Additional Considerations and Limitations:

  • Only objects stored in CSV format are supported (Parquet is not supported in Presto via the S3 Select configuration). Objects can be uncompressed or optionally compressed with gzip or bzip2.
  • The “AllowQuotedRecordDelimiters” property is not supported. If this property is specified, the query fails.
  • Amazon S3 server-side encryption with customer-provided encryption keys (SSE-C) and client-side encryption is not supported.
  • S3 Select Pushdown is not a substitute for using columnar or compressed file formats such as ORC and Parquet.

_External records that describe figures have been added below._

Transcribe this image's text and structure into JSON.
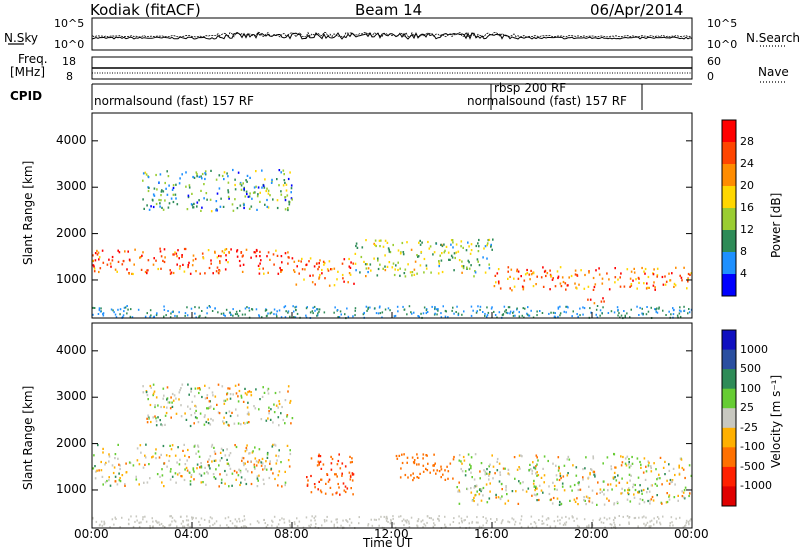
{
  "header": {
    "station": "Kodiak (fitACF)",
    "beam": "Beam 14",
    "date": "06/Apr/2014"
  },
  "top_panels": {
    "nsky_label": "N.Sky",
    "nsearch_label": "N.Search",
    "noise_ticks_left": [
      "10^5",
      "10^0"
    ],
    "noise_ticks_right": [
      "10^5",
      "10^0"
    ],
    "freq_label_line1": "Freq.",
    "freq_label_line2": "[MHz]",
    "freq_ticks": [
      "18",
      "8"
    ],
    "nave_label": "Nave",
    "nave_ticks": [
      "60",
      "0"
    ],
    "cpid_label": "CPID",
    "cpid_segments": [
      "normalsound (fast) 157 RF",
      "rbsp 200 RF",
      "normalsound (fast) 157 RF"
    ]
  },
  "power_colorbar": {
    "title": "Power [dB]",
    "ticks": [
      "28",
      "24",
      "20",
      "16",
      "12",
      "8",
      "4"
    ],
    "colors": [
      "#ff0000",
      "#ff4500",
      "#ff8c00",
      "#ffd700",
      "#9acd32",
      "#2e8b57",
      "#1e90ff",
      "#0000ff"
    ]
  },
  "velocity_colorbar": {
    "title": "Velocity [m s⁻¹]",
    "ticks": [
      "1000",
      "500",
      "100",
      "25",
      "-25",
      "-100",
      "-500",
      "-1000"
    ],
    "colors": [
      "#1010c0",
      "#2a4fa0",
      "#2e8b57",
      "#66cc33",
      "#c8c8c0",
      "#ffb000",
      "#ff7000",
      "#ff2000",
      "#e00000"
    ]
  },
  "chart_data": [
    {
      "type": "heatmap",
      "name": "Power",
      "ylabel": "Slant Range [km]",
      "xlabel": "Time UT",
      "x_ticks": [
        "00:00",
        "04:00",
        "08:00",
        "12:00",
        "16:00",
        "20:00",
        "00:00"
      ],
      "y_ticks": [
        "1000",
        "2000",
        "3000",
        "4000"
      ],
      "xlim_hours": [
        0,
        24
      ],
      "ylim_km": [
        180,
        4600
      ],
      "scatter_bands": [
        {
          "x_start_h": 0,
          "x_end_h": 8,
          "range_km": [
            1150,
            1700
          ],
          "value_db": 26
        },
        {
          "x_start_h": 8,
          "x_end_h": 10.5,
          "range_km": [
            900,
            1500
          ],
          "value_db": 24
        },
        {
          "x_start_h": 10.5,
          "x_end_h": 16,
          "range_km": [
            1100,
            1900
          ],
          "value_db": 14
        },
        {
          "x_start_h": 16,
          "x_end_h": 24,
          "range_km": [
            800,
            1300
          ],
          "value_db": 24
        },
        {
          "x_start_h": 2,
          "x_end_h": 8,
          "range_km": [
            2500,
            3400
          ],
          "value_db": 10
        },
        {
          "x_start_h": 19.5,
          "x_end_h": 20.5,
          "range_km": [
            500,
            650
          ],
          "value_db": 28
        }
      ]
    },
    {
      "type": "heatmap",
      "name": "Velocity",
      "ylabel": "Slant Range [km]",
      "xlabel": "Time UT",
      "x_ticks": [
        "00:00",
        "04:00",
        "08:00",
        "12:00",
        "16:00",
        "20:00",
        "00:00"
      ],
      "y_ticks": [
        "1000",
        "2000",
        "3000",
        "4000"
      ],
      "xlim_hours": [
        0,
        24
      ],
      "ylim_km": [
        180,
        4600
      ],
      "scatter_bands": [
        {
          "x_start_h": 0,
          "x_end_h": 8,
          "range_km": [
            1100,
            2000
          ],
          "value_ms": 0
        },
        {
          "x_start_h": 8.5,
          "x_end_h": 10.5,
          "range_km": [
            900,
            1800
          ],
          "value_ms": -300
        },
        {
          "x_start_h": 12,
          "x_end_h": 14.5,
          "range_km": [
            1200,
            1800
          ],
          "value_ms": -200
        },
        {
          "x_start_h": 14.5,
          "x_end_h": 24,
          "range_km": [
            700,
            1800
          ],
          "value_ms": 0
        },
        {
          "x_start_h": 2,
          "x_end_h": 8,
          "range_km": [
            2400,
            3300
          ],
          "value_ms": 0
        }
      ]
    }
  ]
}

S3 Select makes sense for my workload on Presto, how do I turn it on?

You can enable S3 Select Pushdown using the s3_select_pushdown_enabled Hive session property or using the hive.s3select-pushdown.enabled configuration property. The session property will override the config property, allowing you to enable or disable it on a per-query basis. You may need to turn connection properties such as hive.s3select-pushdown.max-connections depending upon your workload.